StatisticAccumulator
- class dmx.stats.pdist.StatisticAccumulator
- abstract combine(suff_stat)
Method for combining aggregated sufficient statistics.
- Parameters:
suff_stat (SS) – Sufficient statistics.
- Return type:
- Returns:
None
- abstract from_value(x)
Set sufficient statistics equal to passed value.
- Parameters:
x (SS) – Generic sufficient statistic for instance of StatisticAccumulator.
- Return type:
- initialize(x, weight, rng)
Initialize sufficient statistics for a single data observation.
Note
Used for debugging only.
- Parameters:
x (Any) – Data type corresponding to StatisticAccumulator object.
weight (float) – Weight associated with single observation.
rng (np.random.RandomState) – Set seed for initialization.
- Return type:
None
- abstract key_merge(stats_dict)
Merge sufficient statistics with matching keys.
- Parameters:
stats_dict (Dict[str, Any]) – Dict mapping keys to sufficient statistic value or accumulator.
- Return type:
None
- abstract key_replace(stats_dict)
Set sufficient statistics of accumulator instance to key’d values.
- Parameters:
stats_dict (Dict[str, Any]) – Dict mapping keys to sufficient statistic value or accumulator.
- Return type:
None
- update(x, weight, estimate)
Accumulate sufficient statistics for a single data observation.
Note
Used for debugging only.
- Parameters:
x (Any) – Data type corresponding to StatisticAccumulator object.

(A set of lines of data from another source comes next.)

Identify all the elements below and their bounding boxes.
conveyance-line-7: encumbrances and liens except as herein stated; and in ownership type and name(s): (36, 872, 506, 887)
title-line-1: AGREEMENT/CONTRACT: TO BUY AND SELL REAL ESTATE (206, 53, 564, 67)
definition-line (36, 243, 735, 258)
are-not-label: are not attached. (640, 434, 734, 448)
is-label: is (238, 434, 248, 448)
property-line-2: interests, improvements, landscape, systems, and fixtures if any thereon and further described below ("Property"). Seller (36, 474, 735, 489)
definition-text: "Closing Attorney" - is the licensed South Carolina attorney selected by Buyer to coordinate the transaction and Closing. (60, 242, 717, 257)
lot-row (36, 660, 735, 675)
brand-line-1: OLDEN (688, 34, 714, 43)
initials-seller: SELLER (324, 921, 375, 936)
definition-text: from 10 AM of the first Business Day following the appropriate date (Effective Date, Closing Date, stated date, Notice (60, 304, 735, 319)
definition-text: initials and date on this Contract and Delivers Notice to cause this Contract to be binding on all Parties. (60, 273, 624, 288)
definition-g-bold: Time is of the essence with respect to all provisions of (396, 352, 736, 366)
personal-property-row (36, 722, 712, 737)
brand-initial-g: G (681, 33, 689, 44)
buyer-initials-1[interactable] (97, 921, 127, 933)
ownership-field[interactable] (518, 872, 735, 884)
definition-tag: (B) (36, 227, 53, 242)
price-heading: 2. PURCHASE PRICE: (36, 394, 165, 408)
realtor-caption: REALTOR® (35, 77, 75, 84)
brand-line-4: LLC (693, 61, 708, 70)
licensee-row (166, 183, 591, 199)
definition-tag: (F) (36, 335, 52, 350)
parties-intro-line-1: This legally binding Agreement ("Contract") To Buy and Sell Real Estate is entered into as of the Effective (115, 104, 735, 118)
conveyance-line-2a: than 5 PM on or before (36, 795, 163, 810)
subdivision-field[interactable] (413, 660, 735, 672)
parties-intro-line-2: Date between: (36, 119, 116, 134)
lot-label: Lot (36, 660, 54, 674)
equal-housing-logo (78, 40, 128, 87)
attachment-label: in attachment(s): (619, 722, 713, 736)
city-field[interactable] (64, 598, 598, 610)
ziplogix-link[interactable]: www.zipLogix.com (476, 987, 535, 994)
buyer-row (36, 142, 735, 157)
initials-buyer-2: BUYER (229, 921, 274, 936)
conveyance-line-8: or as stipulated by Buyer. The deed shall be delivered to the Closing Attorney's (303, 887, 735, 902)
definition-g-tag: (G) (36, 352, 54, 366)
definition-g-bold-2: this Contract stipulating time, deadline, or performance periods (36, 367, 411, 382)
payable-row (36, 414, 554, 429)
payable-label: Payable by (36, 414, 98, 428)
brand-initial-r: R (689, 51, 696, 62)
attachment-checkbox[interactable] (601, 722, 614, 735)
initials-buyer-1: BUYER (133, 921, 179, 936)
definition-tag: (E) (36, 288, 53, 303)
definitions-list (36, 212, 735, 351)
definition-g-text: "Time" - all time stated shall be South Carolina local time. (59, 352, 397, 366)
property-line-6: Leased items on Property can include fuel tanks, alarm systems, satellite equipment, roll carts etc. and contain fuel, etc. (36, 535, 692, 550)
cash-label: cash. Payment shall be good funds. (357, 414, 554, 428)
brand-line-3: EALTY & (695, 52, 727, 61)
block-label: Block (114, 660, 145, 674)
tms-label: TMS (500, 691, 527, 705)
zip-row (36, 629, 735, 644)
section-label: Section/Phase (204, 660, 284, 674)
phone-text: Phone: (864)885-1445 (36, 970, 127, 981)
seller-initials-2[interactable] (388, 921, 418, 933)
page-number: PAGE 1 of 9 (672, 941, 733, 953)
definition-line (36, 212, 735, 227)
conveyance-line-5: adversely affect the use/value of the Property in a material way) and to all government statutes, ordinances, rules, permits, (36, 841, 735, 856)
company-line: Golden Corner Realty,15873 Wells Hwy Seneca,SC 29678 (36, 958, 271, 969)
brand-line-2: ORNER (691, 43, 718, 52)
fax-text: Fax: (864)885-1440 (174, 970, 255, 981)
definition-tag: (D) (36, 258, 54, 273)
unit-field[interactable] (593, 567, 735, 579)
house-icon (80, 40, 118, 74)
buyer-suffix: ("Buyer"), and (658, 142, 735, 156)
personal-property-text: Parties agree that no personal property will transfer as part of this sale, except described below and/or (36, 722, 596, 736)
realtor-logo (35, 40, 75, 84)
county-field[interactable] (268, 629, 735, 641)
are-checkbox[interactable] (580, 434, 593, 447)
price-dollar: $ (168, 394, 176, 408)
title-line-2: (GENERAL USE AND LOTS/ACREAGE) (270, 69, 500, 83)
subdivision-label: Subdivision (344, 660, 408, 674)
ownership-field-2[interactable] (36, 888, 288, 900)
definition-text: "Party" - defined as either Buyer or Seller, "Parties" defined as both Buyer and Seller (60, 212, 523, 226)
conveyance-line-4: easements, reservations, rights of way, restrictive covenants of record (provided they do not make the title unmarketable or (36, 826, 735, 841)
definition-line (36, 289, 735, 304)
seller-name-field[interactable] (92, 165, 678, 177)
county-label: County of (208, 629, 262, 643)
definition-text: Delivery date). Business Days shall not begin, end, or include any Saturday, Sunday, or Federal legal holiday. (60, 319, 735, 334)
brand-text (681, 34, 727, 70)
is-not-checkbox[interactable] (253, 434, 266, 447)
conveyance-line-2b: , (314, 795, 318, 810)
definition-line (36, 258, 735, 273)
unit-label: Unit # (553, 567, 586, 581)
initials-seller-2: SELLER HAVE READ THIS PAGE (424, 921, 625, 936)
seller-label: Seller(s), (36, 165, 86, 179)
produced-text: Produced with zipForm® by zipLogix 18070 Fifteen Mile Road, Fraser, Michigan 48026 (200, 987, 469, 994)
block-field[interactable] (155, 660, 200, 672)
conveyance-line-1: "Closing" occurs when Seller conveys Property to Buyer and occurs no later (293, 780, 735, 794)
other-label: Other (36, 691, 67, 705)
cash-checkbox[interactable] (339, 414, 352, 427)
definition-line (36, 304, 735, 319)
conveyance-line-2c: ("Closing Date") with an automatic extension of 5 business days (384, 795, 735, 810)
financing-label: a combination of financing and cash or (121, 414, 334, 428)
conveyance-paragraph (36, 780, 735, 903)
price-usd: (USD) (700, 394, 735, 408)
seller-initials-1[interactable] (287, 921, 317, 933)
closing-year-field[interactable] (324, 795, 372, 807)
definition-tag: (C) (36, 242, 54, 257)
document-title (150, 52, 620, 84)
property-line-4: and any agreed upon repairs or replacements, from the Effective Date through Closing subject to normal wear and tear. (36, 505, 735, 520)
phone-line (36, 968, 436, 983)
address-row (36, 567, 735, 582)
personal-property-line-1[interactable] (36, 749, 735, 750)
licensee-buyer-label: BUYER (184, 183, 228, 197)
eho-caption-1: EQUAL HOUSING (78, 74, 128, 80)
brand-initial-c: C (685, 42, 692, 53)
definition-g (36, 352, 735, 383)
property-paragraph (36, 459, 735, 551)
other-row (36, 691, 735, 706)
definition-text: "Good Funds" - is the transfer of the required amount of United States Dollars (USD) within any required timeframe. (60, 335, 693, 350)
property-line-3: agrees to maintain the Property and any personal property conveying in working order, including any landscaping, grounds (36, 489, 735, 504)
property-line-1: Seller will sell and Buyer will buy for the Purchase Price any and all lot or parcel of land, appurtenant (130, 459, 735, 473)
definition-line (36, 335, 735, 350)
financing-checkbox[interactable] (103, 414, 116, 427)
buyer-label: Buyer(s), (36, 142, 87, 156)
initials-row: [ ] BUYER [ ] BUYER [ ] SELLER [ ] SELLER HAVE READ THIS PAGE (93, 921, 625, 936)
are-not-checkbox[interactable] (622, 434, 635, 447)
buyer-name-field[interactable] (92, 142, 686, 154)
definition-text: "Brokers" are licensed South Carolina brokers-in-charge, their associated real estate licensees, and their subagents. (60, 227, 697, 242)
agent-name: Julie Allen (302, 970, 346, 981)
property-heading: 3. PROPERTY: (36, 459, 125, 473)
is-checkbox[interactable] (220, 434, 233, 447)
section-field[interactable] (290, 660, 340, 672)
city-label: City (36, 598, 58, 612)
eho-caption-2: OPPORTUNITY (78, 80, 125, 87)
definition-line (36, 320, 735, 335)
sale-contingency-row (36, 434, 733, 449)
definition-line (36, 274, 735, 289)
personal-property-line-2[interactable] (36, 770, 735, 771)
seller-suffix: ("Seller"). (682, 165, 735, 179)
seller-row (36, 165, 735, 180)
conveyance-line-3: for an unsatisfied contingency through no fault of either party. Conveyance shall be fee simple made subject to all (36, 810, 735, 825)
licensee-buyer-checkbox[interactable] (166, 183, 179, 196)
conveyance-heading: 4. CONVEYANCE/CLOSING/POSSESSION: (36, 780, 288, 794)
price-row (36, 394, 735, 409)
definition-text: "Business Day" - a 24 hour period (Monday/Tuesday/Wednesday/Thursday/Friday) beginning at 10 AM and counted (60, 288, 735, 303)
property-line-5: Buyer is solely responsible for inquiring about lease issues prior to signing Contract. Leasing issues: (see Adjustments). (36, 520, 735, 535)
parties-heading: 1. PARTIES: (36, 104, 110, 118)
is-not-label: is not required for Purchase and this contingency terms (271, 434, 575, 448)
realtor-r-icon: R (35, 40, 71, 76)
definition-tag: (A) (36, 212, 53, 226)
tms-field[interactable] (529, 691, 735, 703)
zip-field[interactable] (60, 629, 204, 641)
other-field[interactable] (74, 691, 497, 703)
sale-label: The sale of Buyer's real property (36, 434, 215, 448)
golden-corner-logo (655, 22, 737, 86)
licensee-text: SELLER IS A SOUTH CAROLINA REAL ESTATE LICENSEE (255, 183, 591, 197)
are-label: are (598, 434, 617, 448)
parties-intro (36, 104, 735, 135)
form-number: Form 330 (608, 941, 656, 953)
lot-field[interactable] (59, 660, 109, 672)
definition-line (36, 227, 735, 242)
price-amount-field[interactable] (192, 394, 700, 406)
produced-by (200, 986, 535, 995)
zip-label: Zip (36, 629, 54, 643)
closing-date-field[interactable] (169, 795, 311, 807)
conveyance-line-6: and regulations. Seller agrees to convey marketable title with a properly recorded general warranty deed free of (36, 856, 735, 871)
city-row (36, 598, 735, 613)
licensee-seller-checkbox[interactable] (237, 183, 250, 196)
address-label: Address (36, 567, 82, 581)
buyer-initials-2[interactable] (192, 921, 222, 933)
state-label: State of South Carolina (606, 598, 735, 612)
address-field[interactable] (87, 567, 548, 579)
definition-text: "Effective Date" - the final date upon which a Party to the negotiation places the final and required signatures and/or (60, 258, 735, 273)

weight (float) – Weight associated with single observation.
estimate (SequenceEncodableProbabilityDistribution) – Previous estimate of distribution.
- Return type:
None
- abstract value()
Return sufficient statistics of StatisticAccumulator.
- Return type:
TypeVar(SS)
SequenceEncodableStatisticAccumulator
- class dmx.stats.pdist.SequenceEncodableStatisticAccumulator
- abstract acc_to_encoder()
Create DataSequenceEncoder object for SequenceEncodableStatisticAccumulator instance.
- Return type:
- abstract seq_initialize(x, weights, rng)
Vectorized initialization of sufficient statistics.
- Parameters:
x (EncodedDataSequence) – EncodedDataSequence for given SequenceEncodableStatisticAccumulator type.
weights (np.ndarray) – weights for observations.
rng (np.random.RandomState) – RandomState object for setting seed on initialization.
- Return type:
None
- abstract seq_update(x, weights, estimate)
Vectorized accumulation of sufficient statistics for EM updates.
- Parameters:
x (EncodedDataSequence) – EncodedDataSequence for given SequenceEncodableStatisticAccumulator type.
weights (np.ndarray) – weights for observations.
estimate (Optional[SequenceEncodableProbabilityDistribution]) – Optional previous estimate of distribution.
- Return type:
None
ParameterEstimator
- class dmx.stats.pdist.ParameterEstimator(*args)
Abstract class for ParameterEstimator object.
- abstract __init__(*args)
Must implement constructor for ParameterEstimator
- abstract accumulator_factory()
Create SequenceEncodableStatisticAccumulator object.
- Return type:
StatisticAccumulatorFactory
- abstract estimate(nobs, suff_stat)
Estimate SequenceEncodableProbabilityDistribution for sufficient statistics.
- Parameters:
nobs (Optional[float]) – Weighted number of observations.
suff_stat (Tuple[int, np.ndarray, np.ndarray, np.ndarray]) – Sufficient statistics for dirichlet distribution.
- Return type:
- Returns:
SequenceEncodableProbabilityDistribution
DataSequenceEncoder
EncodedDataSequence
- class dmx.stats.pdist.EncodedDataSequence(data)
EncodedDatSequence is the outputed data structure from DataSeqeunceEncoder. Object is used for vectorized functions and type checks.
- __init__(data)
Create instance of EncodedDataSequence.
- Parameters:
data (Any) – Store the data encocded for vectorized calls.